Aplicações de novos métodos (tecnológicos) de produção embaratecem a força do trabalho e crescentemente tornam supérfluas para a produção de mercadorias cada vez maiores porções do trabalho mundial. O trabalho humano é a fonte do valor usada nas mercadorias. A crescente produção sem valor é incompatível com um sistema baseado na compra e venda de força de trabalho. O avanço tecnológico deve por definição polarizar uma sociedade baseada na compra e venda de força de trabalho. Polarização significa a crescente separação — externalização, dos pólos que constituem a unidade e conflitam no processo de produção — entre trabalho e capital, uma ruptura na unidade e emergência dos pólos como entidades relativamente independentes.

A "ruptura" na contradição trabalho e capital significa uma ruptura na fábrica social. A sociedade está a ser arrancada dos seus antigos fundamentos ou a experimentar um "salto" para um novo modo de produção. O aspecto objectivo do salto começou com a introdução de algo novo, a transição dos processos automatizados electro-mecanicos para processos automatizados digitalizados. Se os meios de produção deram um salto, então a resposta social deve ser caracterizada como um salto para uma nova consciência necessária a fim de formar o aspecto subjectivo do novo modo de produção.

O antagonismo com sua polarização de riqueza e pobreza, separação de pólos exprimindo a unidade do trabalho e do capital no processo de produção, dimensões e mudanças quantitativas e qualitativas, saltos e saltos evolutivos não são categorias separadas. São, sim, isolados como aspectos do desenvolvimento para indicar porque a sociedade comporta-se de um certo modo porque aquilo que era simplesmente uma massa de trabalhadores desempregados foi transformada numa nova classe emergente.

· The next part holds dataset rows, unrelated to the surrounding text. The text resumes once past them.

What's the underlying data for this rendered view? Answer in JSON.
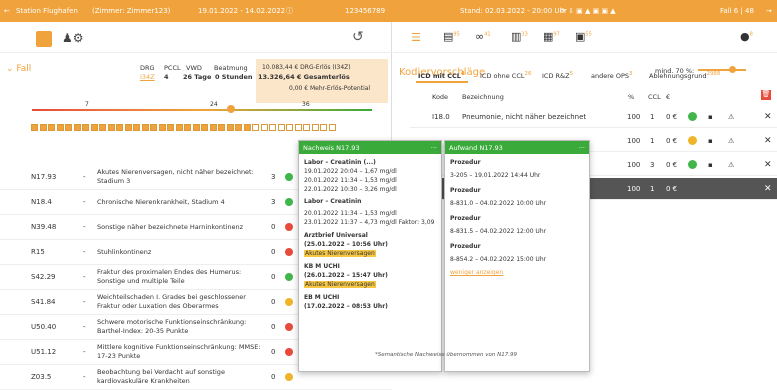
{
  "topbar": {
    "station": "Station Flughafen",
    "room": "(Zimmer: Zimmer123)",
    "dates": "19.01.2022 - 14.02.2022",
    "case_id": "123456789",
    "stand": "Stand: 02.03.2022 - 20:00 Uhr",
    "fall": "Fall 6 | 48"
  },
  "left": {
    "section_title": "Fall",
    "labels": {
      "drg": "DRG",
      "pccl": "PCCL",
      "vwd": "VWD",
      "beatmung": "Beatmung"
    },
    "values": {
      "drg": "I34Z",
      "pccl": "4",
      "vwd": "26 Tage",
      "beatmung": "0 Stunden"
    },
    "revenue": {
      "drg_erloes": "10.083,44 € DRG-Erlös (I34Z)",
      "gesamt": "13.326,64 € Gesamterlös",
      "mehr": "0,00 € Mehr-Erlös-Potential"
    },
    "scale": {
      "a": "7",
      "b": "24",
      "c": "36"
    },
    "rows": [
      {
        "code": "N17.93",
        "dash": "-",
        "desc": "Akutes Nierenversagen, nicht näher bezeichnet: Stadium 3",
        "num": "3",
        "status": "green"
      },
      {
        "code": "N18.4",
        "dash": "-",
        "desc": "Chronische Nierenkrankheit, Stadium 4",
        "num": "3",
        "status": "green"
      },
      {
        "code": "N39.48",
        "dash": "-",
        "desc": "Sonstige näher bezeichnete Harninkontinenz",
        "num": "0",
        "status": "red"
      },
      {
        "code": "R15",
        "dash": "-",
        "desc": "Stuhlinkontinenz",
        "num": "0",
        "status": "red"
      },
      {
        "code": "S42.29",
        "dash": "-",
        "desc": "Fraktur des proximalen Endes des Humerus: Sonstige und multiple Teile",
        "num": "0",
        "status": "green"
      },
      {
        "code": "S41.84",
        "dash": "-",
        "desc": "Weichteilschaden I. Grades bei geschlossener Fraktur oder Luxation des Oberarmes",
        "num": "0",
        "status": "yellow"
      },
      {
        "code": "U50.40",
        "dash": "-",
        "desc": "Schwere motorische Funktionseinschränkung: Barthel-Index: 20-35 Punkte",
        "num": "0",
        "status": "red"
      },
      {
        "code": "U51.12",
        "dash": "-",
        "desc": "Mittlere kognitive Funktionseinschränkung: MMSE: 17-23 Punkte",
        "num": "0",
        "status": "red"
      },
      {
        "code": "Z03.5",
        "dash": "-",
        "desc": "Beobachtung bei Verdacht auf sonstige kardiovaskuläre Krankheiten",
        "num": "0",
        "status": "yellow"
      }
    ]
  },
  "popup1": {
    "title": "Nachweis N17.93",
    "lab1": "Labor – Creatinin (...)",
    "lab1_l1": "19.01.2022 20:04 – 1,67 mg/dl",
    "lab1_l2": "20.01.2022 11:34 – 1,53 mg/dl",
    "lab1_l3": "22.01.2022 10:30 – 3,26 mg/dl",
    "lab2": "Labor – Creatinin",
    "lab2_l1": "20.01.2022 11:34 – 1,53 mg/dl",
    "lab2_l2": "23.01.2022 11:37 – 4,73 mg/dl Faktor: 3,09",
    "doc1": "Arztbrief Universal",
    "doc1_date": "(25.01.2022 – 10:56 Uhr)",
    "hl1": "Akutes Nierenversagen",
    "doc2": "KB M UCHI",
    "doc2_date": "(26.01.2022 – 15:47 Uhr)",
    "hl2": "Akutes Nierenversagen",
    "doc3": "EB M UCHI",
    "doc3_date": "(17.02.2022 – 08:53 Uhr)"
  },
  "popup2": {
    "title": "Aufwand N17.93",
    "p1": "Prozedur",
    "p1_v": "3-205 – 19.01.2022 14:44 Uhr",
    "p2": "Prozedur",
    "p2_v": "8-831.0 – 04.02.2022 10:00 Uhr",
    "p3": "Prozedur",
    "p3_v": "8-831.5 – 04.02.2022 12:00 Uhr",
    "p4": "Prozedur",
    "p4_v": "8-854.2 – 04.02.2022 15:00 Uhr",
    "more": "weniger anzeigen"
  },
  "footnote": "*Semantische Nachweise übernommen von N17.99",
  "right": {
    "title": "Kodiervorschläge",
    "mind": "mind. 70 %:",
    "toolbar_badges": [
      "95",
      "41",
      "33",
      "97",
      "55"
    ],
    "chat_badge": "8",
    "tabs": [
      {
        "label": "ICD mit CCL",
        "count": "4"
      },
      {
        "label": "ICD ohne CCL",
        "count": "26"
      },
      {
        "label": "ICD R&Z",
        "count": "5"
      },
      {
        "label": "andere OPS",
        "count": "3"
      },
      {
        "label": "Ablehnungsgrund",
        "count": "2988"
      }
    ],
    "cols": {
      "kode": "Kode",
      "bez": "Bezeichnung",
      "pct": "%",
      "ccl": "CCL",
      "eur": "€"
    },
    "rows": [
      {
        "kode": "I18.0",
        "bez": "Pneumonie, nicht näher bezeichnet",
        "pct": "100",
        "ccl": "1",
        "eur": "0 €"
      },
      {
        "kode": "",
        "bez": "",
        "pct": "100",
        "ccl": "1",
        "eur": "0 €"
      },
      {
        "kode": "",
        "bez": "",
        "pct": "100",
        "ccl": "3",
        "eur": "0 €"
      },
      {
        "kode": "",
        "bez": "",
        "pct": "100",
        "ccl": "1",
        "eur": "0 €"
      }
    ]
  },
  "colors": {
    "orange": "#f0a33c",
    "green": "#3aaa3a",
    "red": "#e84a3c"
  }
}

O salto — por vezes um processo muito longo —, é a transição de uma qualidade para outra ou, melhor ainda, a transição de um sistema legal para outro. O salto não é um vagaroso movimento quantitativo a deslocar-se para longe do antigo, mas uma súbita ruptura na continuidade e o estabelecimento de um novo desenvolvimento qualitativo, incompatível com o velho sistema legal. O salto não é, tão pouco, o suave estabelecimento do novo sistema legal com uma qualidade já audaciosa feita de uma penada.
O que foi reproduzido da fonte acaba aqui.